Author(s): Sir Arthur Conan Doyle
'You are a wronged woman and shall have justice. Do not bring police. If you do, all will be in vain. Your unknown friend'. When a beautiful young woman is sent a letter inviting her to a sinister assignation, she immediately seeks the advice of the consulting detective Sherlock Holmes. For this is not the first mysterious item Mary Marston has received in the post. Every year for the last six years an anonymous benefactor has sent her a large lustrous pearl. Now it appears the sender of the pearls would like to meet her to right a wrong. But when Sherlock Holmes and his faithful sidekick Watson, aiding Miss Marston, attend the assignation, they embark on a dark and mysterious adventure involving a one-legged ruffian, some hidden treasure, deadly poison darts and a thrilling race along the River Thames.
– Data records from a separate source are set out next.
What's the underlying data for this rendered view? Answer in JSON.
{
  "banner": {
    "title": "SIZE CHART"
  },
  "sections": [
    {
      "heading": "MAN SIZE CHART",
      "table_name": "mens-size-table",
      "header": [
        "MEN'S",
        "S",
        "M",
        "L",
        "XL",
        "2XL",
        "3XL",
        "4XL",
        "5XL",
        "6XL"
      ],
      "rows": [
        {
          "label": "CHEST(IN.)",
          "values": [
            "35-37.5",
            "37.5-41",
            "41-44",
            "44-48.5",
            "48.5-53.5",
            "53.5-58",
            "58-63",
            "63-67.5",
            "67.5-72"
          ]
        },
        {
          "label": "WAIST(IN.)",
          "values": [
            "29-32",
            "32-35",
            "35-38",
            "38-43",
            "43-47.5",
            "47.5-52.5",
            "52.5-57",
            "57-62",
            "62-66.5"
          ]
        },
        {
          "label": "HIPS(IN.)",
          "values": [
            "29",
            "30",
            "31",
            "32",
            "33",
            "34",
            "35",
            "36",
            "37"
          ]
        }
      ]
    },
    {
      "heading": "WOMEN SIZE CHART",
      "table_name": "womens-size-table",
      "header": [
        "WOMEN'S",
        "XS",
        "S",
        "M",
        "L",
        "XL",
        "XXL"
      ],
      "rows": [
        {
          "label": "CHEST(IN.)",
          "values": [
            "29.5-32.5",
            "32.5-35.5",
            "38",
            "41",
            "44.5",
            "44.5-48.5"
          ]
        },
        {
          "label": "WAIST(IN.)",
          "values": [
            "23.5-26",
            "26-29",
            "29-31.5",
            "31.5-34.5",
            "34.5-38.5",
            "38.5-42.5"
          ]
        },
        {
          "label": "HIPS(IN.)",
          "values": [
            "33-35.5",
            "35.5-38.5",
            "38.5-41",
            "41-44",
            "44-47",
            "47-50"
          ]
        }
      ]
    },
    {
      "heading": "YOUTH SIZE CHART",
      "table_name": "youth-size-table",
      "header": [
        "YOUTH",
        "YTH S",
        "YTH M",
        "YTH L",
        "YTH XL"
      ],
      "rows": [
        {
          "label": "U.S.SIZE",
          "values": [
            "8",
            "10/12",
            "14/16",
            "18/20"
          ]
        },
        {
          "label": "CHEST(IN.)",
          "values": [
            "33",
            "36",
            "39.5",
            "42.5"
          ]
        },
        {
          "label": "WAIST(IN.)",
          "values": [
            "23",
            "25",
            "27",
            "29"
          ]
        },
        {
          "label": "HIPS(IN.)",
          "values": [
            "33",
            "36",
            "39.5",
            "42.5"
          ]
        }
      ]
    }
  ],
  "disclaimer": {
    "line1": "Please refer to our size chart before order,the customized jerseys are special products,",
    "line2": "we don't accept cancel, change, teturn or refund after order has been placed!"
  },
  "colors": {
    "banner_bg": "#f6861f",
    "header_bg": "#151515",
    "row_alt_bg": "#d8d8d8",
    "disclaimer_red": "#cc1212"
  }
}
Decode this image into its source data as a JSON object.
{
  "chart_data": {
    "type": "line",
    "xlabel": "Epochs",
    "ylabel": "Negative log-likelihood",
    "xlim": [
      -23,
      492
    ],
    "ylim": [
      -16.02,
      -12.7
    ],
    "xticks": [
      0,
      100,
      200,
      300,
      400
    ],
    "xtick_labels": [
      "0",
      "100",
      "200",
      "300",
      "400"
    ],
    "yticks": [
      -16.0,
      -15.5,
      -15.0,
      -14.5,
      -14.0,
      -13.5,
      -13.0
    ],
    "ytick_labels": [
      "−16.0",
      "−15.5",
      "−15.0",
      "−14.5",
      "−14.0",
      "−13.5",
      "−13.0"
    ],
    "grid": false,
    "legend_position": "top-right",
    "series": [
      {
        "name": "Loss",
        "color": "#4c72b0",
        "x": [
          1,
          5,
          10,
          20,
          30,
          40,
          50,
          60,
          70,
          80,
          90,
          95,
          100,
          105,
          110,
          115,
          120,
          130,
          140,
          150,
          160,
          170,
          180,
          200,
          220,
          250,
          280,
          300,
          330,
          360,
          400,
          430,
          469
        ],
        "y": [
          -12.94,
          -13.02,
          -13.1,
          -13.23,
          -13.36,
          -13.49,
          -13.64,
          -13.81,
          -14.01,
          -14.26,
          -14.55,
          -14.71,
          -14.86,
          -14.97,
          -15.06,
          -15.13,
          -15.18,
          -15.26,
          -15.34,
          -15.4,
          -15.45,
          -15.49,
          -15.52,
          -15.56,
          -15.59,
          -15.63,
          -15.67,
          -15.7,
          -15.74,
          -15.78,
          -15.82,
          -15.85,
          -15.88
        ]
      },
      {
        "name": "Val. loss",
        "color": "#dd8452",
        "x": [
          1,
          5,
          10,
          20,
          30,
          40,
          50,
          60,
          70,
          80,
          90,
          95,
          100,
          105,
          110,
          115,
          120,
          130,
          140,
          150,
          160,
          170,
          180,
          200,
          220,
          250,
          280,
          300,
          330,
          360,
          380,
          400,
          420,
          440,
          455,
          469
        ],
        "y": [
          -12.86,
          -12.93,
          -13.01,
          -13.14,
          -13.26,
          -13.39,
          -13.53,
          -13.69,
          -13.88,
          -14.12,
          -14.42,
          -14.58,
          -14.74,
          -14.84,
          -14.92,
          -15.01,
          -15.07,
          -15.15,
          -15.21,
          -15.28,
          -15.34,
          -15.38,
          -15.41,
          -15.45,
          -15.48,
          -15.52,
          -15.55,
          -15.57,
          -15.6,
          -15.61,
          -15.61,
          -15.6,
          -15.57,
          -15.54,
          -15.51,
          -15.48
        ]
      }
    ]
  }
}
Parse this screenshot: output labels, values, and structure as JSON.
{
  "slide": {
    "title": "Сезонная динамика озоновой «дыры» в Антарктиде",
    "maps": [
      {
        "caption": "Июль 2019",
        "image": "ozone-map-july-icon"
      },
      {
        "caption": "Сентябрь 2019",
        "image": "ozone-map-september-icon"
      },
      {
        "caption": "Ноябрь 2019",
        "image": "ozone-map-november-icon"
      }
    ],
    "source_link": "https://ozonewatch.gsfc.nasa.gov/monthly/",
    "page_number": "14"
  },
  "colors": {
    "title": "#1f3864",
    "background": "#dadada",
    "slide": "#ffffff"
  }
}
Perhaps the greatest of the Sherlock Holmes mysteries is this: that when we talk of him we invariably fall into the fancy of his existence - T. S. Eliot
Sir Arthur Conan Doyle (1859-1930) started to write as a doctor, whilst waiting for patients to arrive. Sherlock Holmes first appeared in A Study in Scarlet (1887). The Holmes stories soon attracted such a following that Conan Doyle felt the character overshadowed his other work. In The Final Problem (1893) Conan Doyle killed him off, but was obliged by public demand to restore the detective to life.